With budgets tightening and food costs rising, it’s no wonder all-you-can-eat restaurants are making a comeback in San Antonio. It’s nice to know the upfront costs, and besides, it’s fun to mix and match flavors until your tongue goes numb. While Alamo City’s best buffets may not ever win a Michelin Star, they offer more workaday pleasures — good value, good food, and a pleasantly full stomach all day.

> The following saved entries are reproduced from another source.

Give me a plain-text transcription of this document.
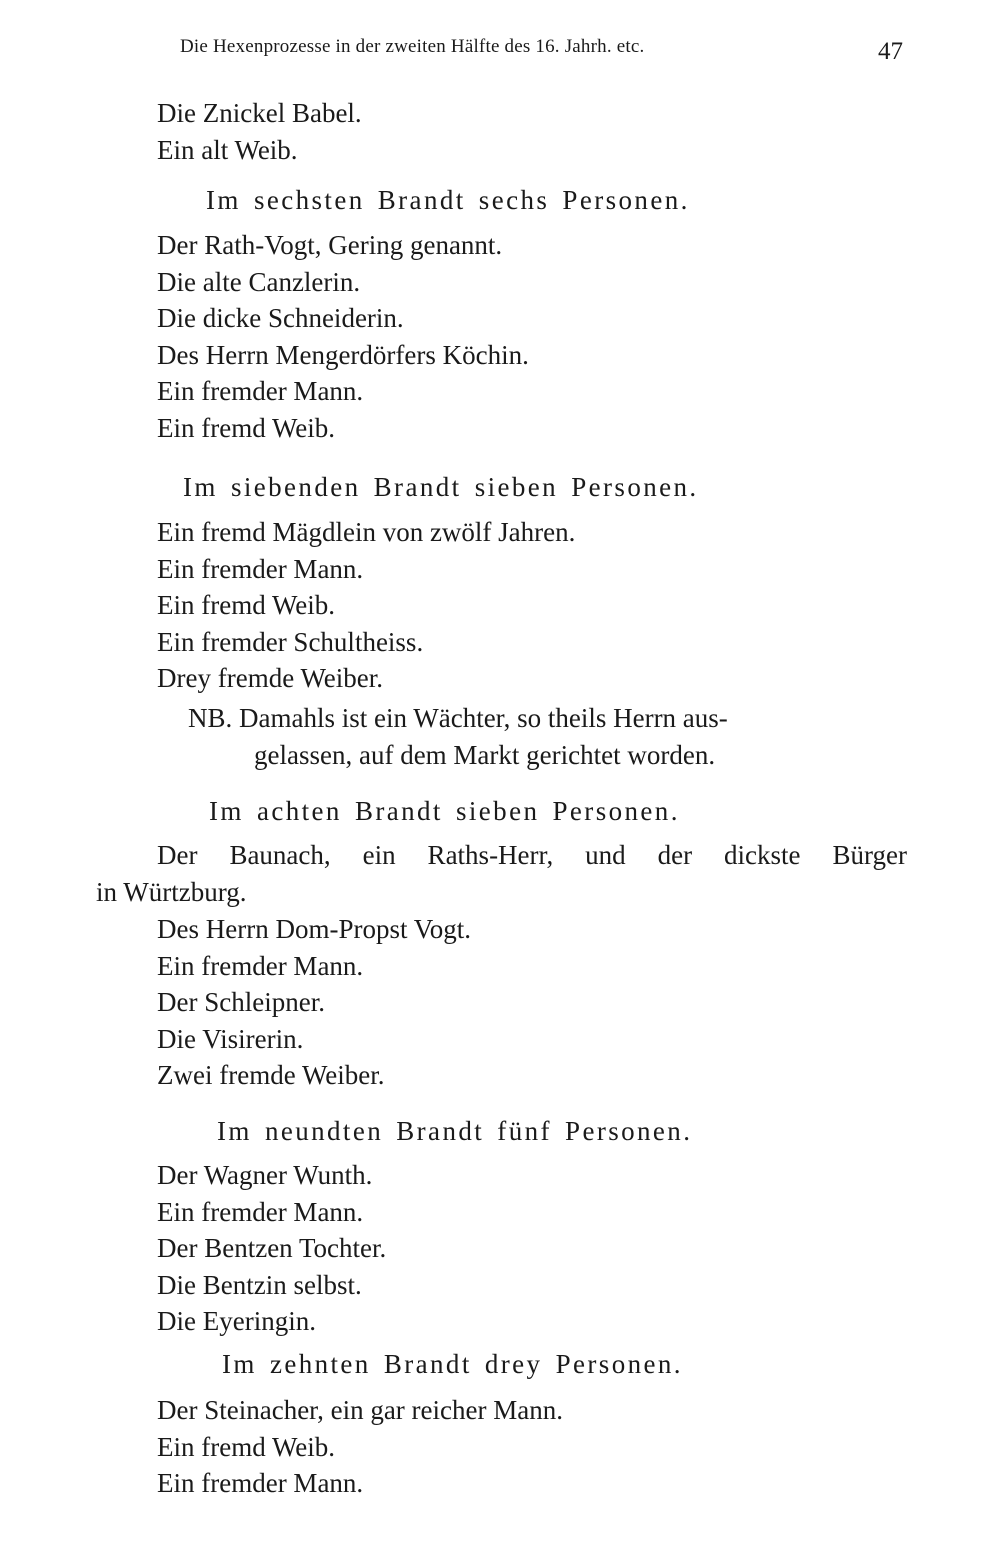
Die Hexenprozesse in der zweiten Hälfte des 16. Jahrh. etc.	47
Die Znickel Babel.
Ein alt Weib.
Im sechsten Brandt sechs Personen.
Der Rath-Vogt, Gering genannt.
Die alte Canzlerin.
Die dicke Schneiderin.
Des Herrn Mengerdörfers Köchin.
Ein fremder Mann.
Ein fremd Weib.
Im siebenden Brandt sieben Personen.
Ein fremd Mägdlein von zwölf Jahren.
Ein fremder Mann.
Ein fremd Weib.
Ein fremder Schultheiss.
Drey fremde Weiber.
NB. Damahls ist ein Wächter, so theils Herrn aus-
gelassen, auf dem Markt gerichtet worden.
Im achten Brandt sieben Personen.
Der Baunach, ein Raths-Herr, und der dickste Bürger
in Würtzburg.
Des Herrn Dom-Propst Vogt.
Ein fremder Mann.
Der Schleipner.
Die Visirerin.
Zwei fremde Weiber.
Im neundten Brandt fünf Personen.
Der Wagner Wunth.
Ein fremder Mann.
Der Bentzen Tochter.
Die Bentzin selbst.
Die Eyeringin.
Im zehnten Brandt drey Personen.
Der Steinacher, ein gar reicher Mann.
Ein fremd Weib.
Ein fremder Mann.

Brasão Brazilian Steakhouse
San Antonio’s only locally owned churrascaria is a whimsical place, with fairytale floral arrangements and kooky Flying Spaghetti Monster light fixtures looming overhead. You probably won’t take much notice. Skewers of picanha, mozzarella-stuffed alcatra, and leg of lamb circle the room, luring patrons into a Pepé Le Pew haze. The salad bar is equally magical with salads, sides, and mounds of pão de queijo.
Chas Market & Kitchen
Sure, a sign reading “taco, hamburger, fish plate” doesn’t inspire any confidence that this East Side market has Korean barbecue bona fides. But the all-you-can-eat deal is a steal at $29.99. Charcoal grilled choices include beef bulgogi, short ribs, paper-thin brisket, and even baby octopus. Just don’t think of creating food waste. There’s a $15 charge for unfinished plates.

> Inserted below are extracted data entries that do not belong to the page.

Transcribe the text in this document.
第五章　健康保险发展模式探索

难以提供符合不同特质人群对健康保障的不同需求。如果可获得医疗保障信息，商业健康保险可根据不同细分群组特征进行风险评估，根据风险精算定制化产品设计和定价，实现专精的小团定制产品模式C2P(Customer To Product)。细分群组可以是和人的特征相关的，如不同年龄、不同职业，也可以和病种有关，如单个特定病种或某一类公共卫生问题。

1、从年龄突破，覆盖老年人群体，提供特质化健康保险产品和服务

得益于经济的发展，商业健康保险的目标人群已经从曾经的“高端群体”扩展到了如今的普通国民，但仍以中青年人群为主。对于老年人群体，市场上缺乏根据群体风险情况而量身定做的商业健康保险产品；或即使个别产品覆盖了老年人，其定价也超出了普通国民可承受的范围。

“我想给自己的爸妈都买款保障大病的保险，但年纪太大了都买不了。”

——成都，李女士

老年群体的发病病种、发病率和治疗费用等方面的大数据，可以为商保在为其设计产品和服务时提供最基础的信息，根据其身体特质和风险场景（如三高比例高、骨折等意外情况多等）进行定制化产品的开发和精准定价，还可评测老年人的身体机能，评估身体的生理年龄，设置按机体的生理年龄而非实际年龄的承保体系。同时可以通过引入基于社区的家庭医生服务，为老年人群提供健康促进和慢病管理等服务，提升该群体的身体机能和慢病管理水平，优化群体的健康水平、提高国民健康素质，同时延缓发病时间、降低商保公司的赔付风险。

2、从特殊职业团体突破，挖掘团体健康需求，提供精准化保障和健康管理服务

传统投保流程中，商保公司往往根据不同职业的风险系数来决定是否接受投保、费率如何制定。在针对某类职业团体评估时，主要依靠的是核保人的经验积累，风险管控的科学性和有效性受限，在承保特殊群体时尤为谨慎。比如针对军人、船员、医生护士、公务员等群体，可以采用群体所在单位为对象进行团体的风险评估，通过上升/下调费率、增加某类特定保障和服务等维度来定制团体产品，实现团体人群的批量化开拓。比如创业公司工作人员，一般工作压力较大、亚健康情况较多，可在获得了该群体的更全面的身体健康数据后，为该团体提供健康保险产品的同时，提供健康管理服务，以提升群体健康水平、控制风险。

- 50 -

Dimassi’s Mediterranean Buffet
San Antonio’s sole remaining location of a Houston-based mini-chain cranks out more than 60 options for its daily spreads. Classics like dolmas, kabobs, and sumac chicken meat a spectacular array of dips like hummus, baba ghanouj, tzatziki, and garlicky toum. The best part? It’s impossible to run out of warm pita.
El Ceviche de Waldito
Where’s Waldito? Happily cooking so you can stuff your face with selections from the “Miami” buffet. The mix includes Puerto Rican, Cuban, and Peruvian cuisine like arroz con gandules, maduros, and slow-stewed black beans. Charmingly, a slate of awards and write-ups is framed on the cramped walls, a sort of scrapbook of Chef Waldo Castro’s culinary life.
King Buffet
Your eyes will always be bigger than your stomach at this massive North Side spot, which specializes in American-Chinese favorites like moo goo gai pan and kung pao chicken. That’s just the start to a massive feast that includes solid sushi rolls, Mongolian barbecue, seafood, and even salads. Eat it all in a glitzy dining room with blue lights, space-age lighting, and a little Las Vegas glitz.

Kumi
This newish place offers build-your-own ramen, steamed bao, and good-enough sushi, but guests come to feast like Neptune. The chafing dishes are overflowing with crab legs, mussels, crawfish, and plump prawns, but savvy diners head for the house specialty. The Cajun boils are a treat unto themselves, filled with corn and potatoes to soak up all that zippy butter.
Susie’s Lumpia House
Filipino cuisine might have created the world’s ultimate à volonté dish in lumpia; they’re thin enough to eat by the fistful, featherweight, and have a snap that never gets old, bite after bite. Susie’s weekend buffet is relatively small with just a few rotating choices like pork adobo and pancit canton, a stir-fried noodle dish. But say it with intention, “lumpia, lumpia, lumpia,” and make it an (almost) daily affirmation.
Tandoor Palace
This Northwest Side favorite delivers a dependable mix of North Indian classics and vegetarian fare in a setting that’s barely adorned. But what it lacks in ambience is made up for on the plate. The butter chicken is a popular starter dish, but dive deeper to find fragrant lamb vindaloo and earthy palak paneer. Ignore warnings not to fill up on bread. The clay oven garlic naan is worth loosening a few buttons.